Androgyny is a tricky concept though, because traits that are considered traditional to either sex role are defined according to current cultural stereotypes that are further influenced by race, ethnicity and class (Tong, 1989). The androgyny construct is going to be different depending on these various influences and will change with time. It seems likely that stereotypes of female and male roles as well as what would constitute an androgynous person are probably different today than they were in the seventies. Another consideration is that advocating androgyny as a goal could take a different form depending on the individual and what constitutes a satisfactory sense of self-actualization for that individual. Rosemary Tong (1989) notes the distinction between monoandrogyny, the development of a single personality type that has the best of current feminine and masculine traits; and polyandrogyny, the development of many personality types some being totally feminine, others being totally masculine and still others being a mix of both. It seems like the androgyny construct as a model of mental health proposed by Pyke did not leave much room for polyandrogyny. This points to the possibility that androgyny might be replacing one stereotype with another by prescribing an ideal (Pyke, 1981).

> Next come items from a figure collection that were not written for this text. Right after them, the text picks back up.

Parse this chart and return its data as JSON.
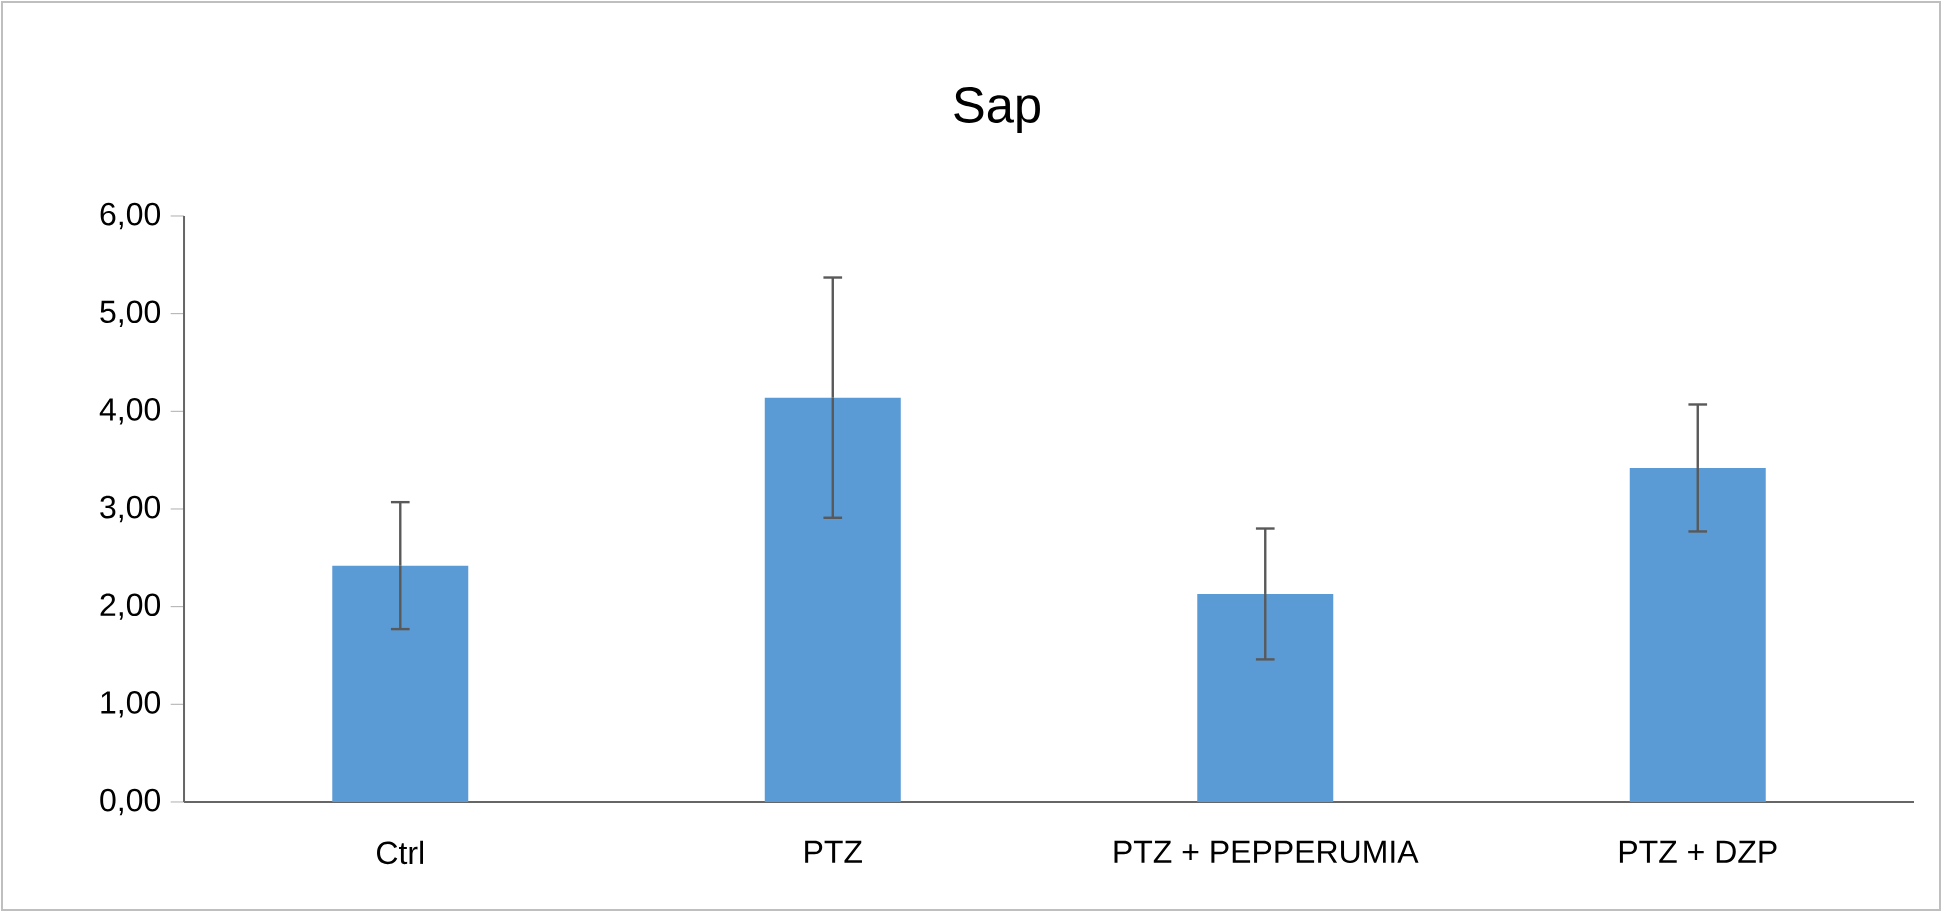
{
  "chart_data": {
    "type": "bar",
    "title": "Sap",
    "categories": [
      "Ctrl",
      "PTZ",
      "PTZ + PEPPERUMIA",
      "PTZ + DZP"
    ],
    "values": [
      2.42,
      4.14,
      2.13,
      3.42
    ],
    "errors": [
      0.65,
      1.23,
      0.67,
      0.65
    ],
    "color": "#5b9bd5",
    "ylim": [
      0,
      6
    ],
    "yticks": [
      {
        "value": 0,
        "label": "0,00"
      },
      {
        "value": 1,
        "label": "1,00"
      },
      {
        "value": 2,
        "label": "2,00"
      },
      {
        "value": 3,
        "label": "3,00"
      },
      {
        "value": 4,
        "label": "4,00"
      },
      {
        "value": 5,
        "label": "5,00"
      },
      {
        "value": 6,
        "label": "6,00"
      }
    ],
    "grid": false
  }
}
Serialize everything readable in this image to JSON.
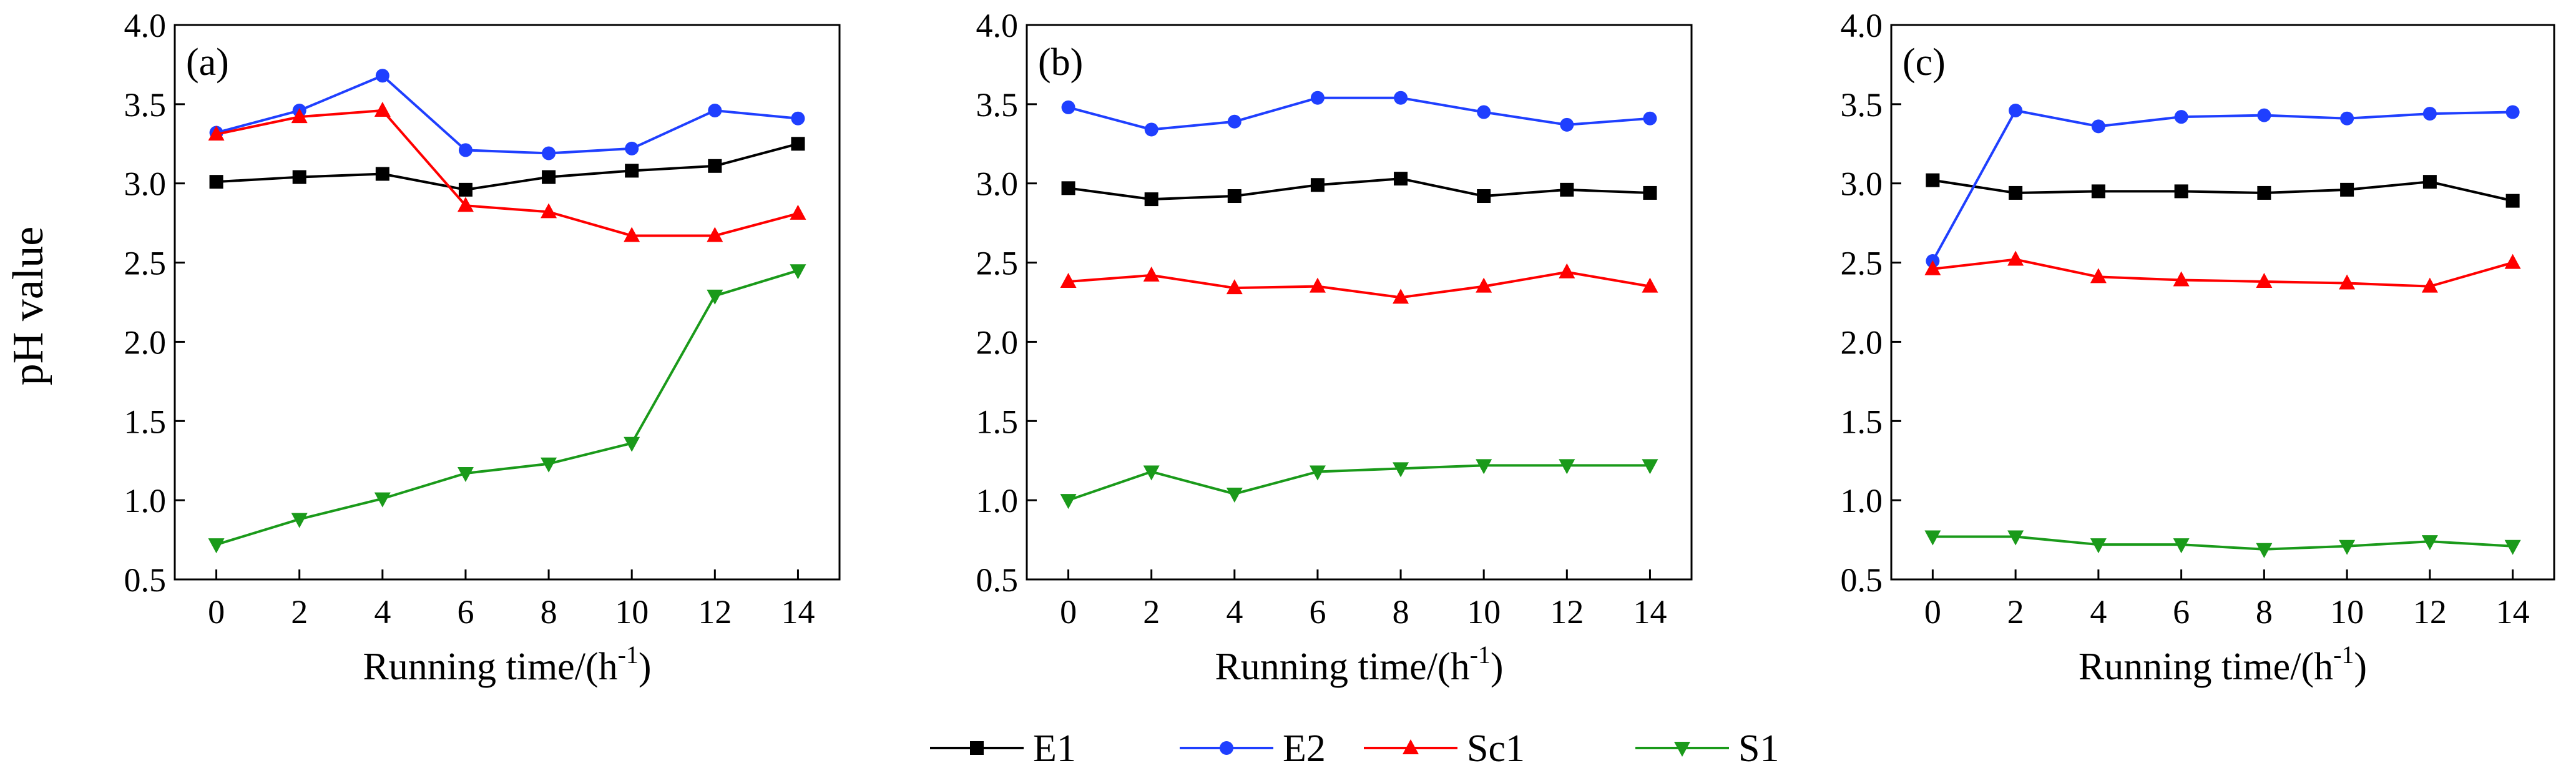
{
  "shared": {
    "ylabel": "pH value",
    "xlabel_main": "Running time/(h",
    "xlabel_sup": "-1",
    "xlabel_end": ")"
  },
  "legend": [
    {
      "name": "E1",
      "color": "#000000",
      "marker": "square"
    },
    {
      "name": "E2",
      "color": "#1f3fff",
      "marker": "circle"
    },
    {
      "name": "Sc1",
      "color": "#ff0000",
      "marker": "triangle-up"
    },
    {
      "name": "S1",
      "color": "#1a9a1a",
      "marker": "triangle-down"
    }
  ],
  "chart_data": [
    {
      "type": "line",
      "panel_label": "(a)",
      "x": [
        0,
        2,
        4,
        6,
        8,
        10,
        12,
        14
      ],
      "xticks": [
        0,
        2,
        4,
        6,
        8,
        10,
        12,
        14
      ],
      "xlim": [
        -1,
        15
      ],
      "yticks": [
        0.5,
        1.0,
        1.5,
        2.0,
        2.5,
        3.0,
        3.5,
        4.0
      ],
      "ylim": [
        0.5,
        4.0
      ],
      "ylabel": "pH value",
      "xlabel": "Running time/(h-1)",
      "series": [
        {
          "name": "E1",
          "values": [
            3.01,
            3.04,
            3.06,
            2.96,
            3.04,
            3.08,
            3.11,
            3.25
          ]
        },
        {
          "name": "E2",
          "values": [
            3.32,
            3.46,
            3.68,
            3.21,
            3.19,
            3.22,
            3.46,
            3.41
          ]
        },
        {
          "name": "Sc1",
          "values": [
            3.31,
            3.42,
            3.46,
            2.86,
            2.82,
            2.67,
            2.67,
            2.81
          ]
        },
        {
          "name": "S1",
          "values": [
            0.72,
            0.88,
            1.01,
            1.17,
            1.23,
            1.36,
            2.29,
            2.45
          ]
        }
      ]
    },
    {
      "type": "line",
      "panel_label": "(b)",
      "x": [
        0,
        2,
        4,
        6,
        8,
        10,
        12,
        14
      ],
      "xticks": [
        0,
        2,
        4,
        6,
        8,
        10,
        12,
        14
      ],
      "xlim": [
        -1,
        15
      ],
      "yticks": [
        0.5,
        1.0,
        1.5,
        2.0,
        2.5,
        3.0,
        3.5,
        4.0
      ],
      "ylim": [
        0.5,
        4.0
      ],
      "xlabel": "Running time/(h-1)",
      "series": [
        {
          "name": "E1",
          "values": [
            2.97,
            2.9,
            2.92,
            2.99,
            3.03,
            2.92,
            2.96,
            2.94
          ]
        },
        {
          "name": "E2",
          "values": [
            3.48,
            3.34,
            3.39,
            3.54,
            3.54,
            3.45,
            3.37,
            3.41
          ]
        },
        {
          "name": "Sc1",
          "values": [
            2.38,
            2.42,
            2.34,
            2.35,
            2.28,
            2.35,
            2.44,
            2.35
          ]
        },
        {
          "name": "S1",
          "values": [
            1.0,
            1.18,
            1.04,
            1.18,
            1.2,
            1.22,
            1.22,
            1.22
          ]
        }
      ]
    },
    {
      "type": "line",
      "panel_label": "(c)",
      "x": [
        0,
        2,
        4,
        6,
        8,
        10,
        12,
        14
      ],
      "xticks": [
        0,
        2,
        4,
        6,
        8,
        10,
        12,
        14
      ],
      "xlim": [
        -1,
        15
      ],
      "yticks": [
        0.5,
        1.0,
        1.5,
        2.0,
        2.5,
        3.0,
        3.5,
        4.0
      ],
      "ylim": [
        0.5,
        4.0
      ],
      "xlabel": "Running time/(h-1)",
      "series": [
        {
          "name": "E1",
          "values": [
            3.02,
            2.94,
            2.95,
            2.95,
            2.94,
            2.96,
            3.01,
            2.89
          ]
        },
        {
          "name": "E2",
          "values": [
            2.51,
            3.46,
            3.36,
            3.42,
            3.43,
            3.41,
            3.44,
            3.45
          ]
        },
        {
          "name": "Sc1",
          "values": [
            2.46,
            2.52,
            2.41,
            2.39,
            2.38,
            2.37,
            2.35,
            2.5
          ]
        },
        {
          "name": "S1",
          "values": [
            0.77,
            0.77,
            0.72,
            0.72,
            0.69,
            0.71,
            0.74,
            0.71
          ]
        }
      ]
    }
  ]
}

Another example of the effect feminism had on applied psychology was the development of the Guidelines for Therapy and Counselling with Women by the Canadian Psychology Association (CPA) Status of Women Committee which were approved and adopted by the CPA in 1980. The purpose of the guidelines was to clarify the ethical standards of the CPA as they applied to. The guidelines reflected some of the values that were part of feminist therapy. For example, the need for therapists to be aware of the broader social context and its possible effect on women as well as the need to be sensitive to theoretical orientations that may be inherently sexist (Guidelines, 1980).
One criticism levelled against the guidelines was that the general ethical standards of the CPA should be good enough for everyone and that there really was no need to consider a special interest group. This was countered by using illustrative cases as part of the guidelines to support the assertion that there was, indeed, a need for them (Guidelines, 1980). Further, it was noted that therapists were not always aware of their of own possible biases and discriminatory practices in treatment. Also, because of the power differential in the therapist-client relationship there was a potential for abuse that was especially great for disadvantaged groups such as women (Guidelines, 1980).
This examination of research on the concepts of mental health and therapies from the 1970s is encouraging to me because it indicates that there has been some change. For example, career planning for women is a given these days, not a special consideration. It is important to note that most feminist orientations see traditional sex roles as limiting and potentially hurtful to both women and men. The emphasis here was on women as they are the ones whose concerns were not being adequately addressed by traditional models of therapy. Ultimately, examining gender roles and conceiving of alternate visions that broaden the ideas about what it means to be a human being is beneficial to everyone.